FIFA snubs England World Cup bid,
prefers Oz billionaire ‘who used IOC
Royals dirty bank to dodge taxes’
England’s hopes of hosting the 2018 World Cup have suffered a setback with president Sepp Blatter appointing the billionaire leader of Australia’s rival bid to FIFA’s prestigious World Cup organising committee.
There are no British members on the 31-man committee, overseeing the next tournament in South Africa, but it includes members from America and China, also potential bidders.
The choice of Frank Lowy, 77, president of Australia’s federation and the world’s biggest shopping mall owner to join FIFA’s inner circle, is hard to fathom. He has never been a player in FIFA’s politics but has entertained some of its leaders on his 242-foot yacht Ilona, one of the world’s largest.

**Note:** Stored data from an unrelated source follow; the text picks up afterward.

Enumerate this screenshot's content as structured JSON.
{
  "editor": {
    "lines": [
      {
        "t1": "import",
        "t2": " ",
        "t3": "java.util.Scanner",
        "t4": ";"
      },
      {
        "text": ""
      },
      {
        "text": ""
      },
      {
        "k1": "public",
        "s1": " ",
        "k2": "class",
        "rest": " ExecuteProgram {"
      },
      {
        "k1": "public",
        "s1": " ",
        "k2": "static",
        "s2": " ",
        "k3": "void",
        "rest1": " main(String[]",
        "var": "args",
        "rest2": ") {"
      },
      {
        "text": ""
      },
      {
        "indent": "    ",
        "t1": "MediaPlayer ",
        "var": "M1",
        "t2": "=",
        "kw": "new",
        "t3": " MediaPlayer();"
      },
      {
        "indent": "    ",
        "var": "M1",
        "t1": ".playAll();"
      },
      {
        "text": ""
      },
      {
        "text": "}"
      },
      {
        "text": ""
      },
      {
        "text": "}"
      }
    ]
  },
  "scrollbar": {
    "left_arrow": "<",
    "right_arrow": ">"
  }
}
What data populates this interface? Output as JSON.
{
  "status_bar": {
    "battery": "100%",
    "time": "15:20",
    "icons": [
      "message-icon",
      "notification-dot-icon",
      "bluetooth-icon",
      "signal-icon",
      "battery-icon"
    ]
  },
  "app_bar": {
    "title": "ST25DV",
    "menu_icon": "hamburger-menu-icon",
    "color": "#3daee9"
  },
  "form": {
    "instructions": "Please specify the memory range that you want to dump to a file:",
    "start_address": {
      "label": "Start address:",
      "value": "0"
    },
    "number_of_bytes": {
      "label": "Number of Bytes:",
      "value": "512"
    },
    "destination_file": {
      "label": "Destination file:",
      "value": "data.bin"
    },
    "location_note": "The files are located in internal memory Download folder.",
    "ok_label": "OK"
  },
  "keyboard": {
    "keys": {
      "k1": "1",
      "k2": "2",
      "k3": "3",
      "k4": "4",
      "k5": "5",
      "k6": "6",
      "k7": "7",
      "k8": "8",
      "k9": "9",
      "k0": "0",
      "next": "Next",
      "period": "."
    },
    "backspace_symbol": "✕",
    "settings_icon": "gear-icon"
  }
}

Lowy, said to be worth £2.3 billion, will have unparalleled opportunities to press Australia’s case to stage 2018. On the World Cup committee are 15 of the 23 members of FIFA’s executive committee who will make the decision. Lowy said, ‘it is wonderful recognition of the growing credibility and reputation of Australia within the global football community.’
Australia’s media is jubilantly describing Lowy’s FIFA appointment as ‘a shot in the arm’ for their bid.
Lowy’s Westfield company is building a £1.6 billion mall at White City in West London, due to open at the end of October. He was welcomed to Downing Street by Gordon Brown in early July after contracting to build the East London Stratford shopping development at the gateway to the 2012 Olympics site.
But Lowy’s image was dented later that month when his family was pilloried by a US Senate committee investigating alleged tax evasion. Westfield is one of the biggest mall operators in America and Lowy’s son Peter, an American citizen living in Beverly Hills, was summoned to Capitol Hill to explain why $68 million was laundered through Zurich, the British Virgin Islands and Delaware on its way to an anonymous account in Liechtenstein.
Peter Lowy, accompanied by ‘super-lawyer’ Robert Bennett who defended President Bill Clinton during the Monica Lewinsky scandal, refused to answer questions, invoking his Fifth Amendment right against self-incrimination.
The Australian tax authorities are currently investigating Frank Lowy and his secret Liechtenstein account. In 1992 and again in 1994 he had to settle large claims. Last week he said, ‘I do not believe I have done anything wrong.’
Lowy was involved in controversy six years ago when he admitted payments to Tony Blair’s friend, former pop music promoter Lord Levy, to ‘advise on the UK retail market.’ He denied using Lord Levy to buy access to Ministers.
In 2007 he was embroiled in a corruption investigation into Israeli Prime Minister Ehud Olmert but subsequently cleared of impropriety in the privatisation of Bank Leumi. Between 1994 and 2007 he was a non-executive director of the Daily Mail’s parent company.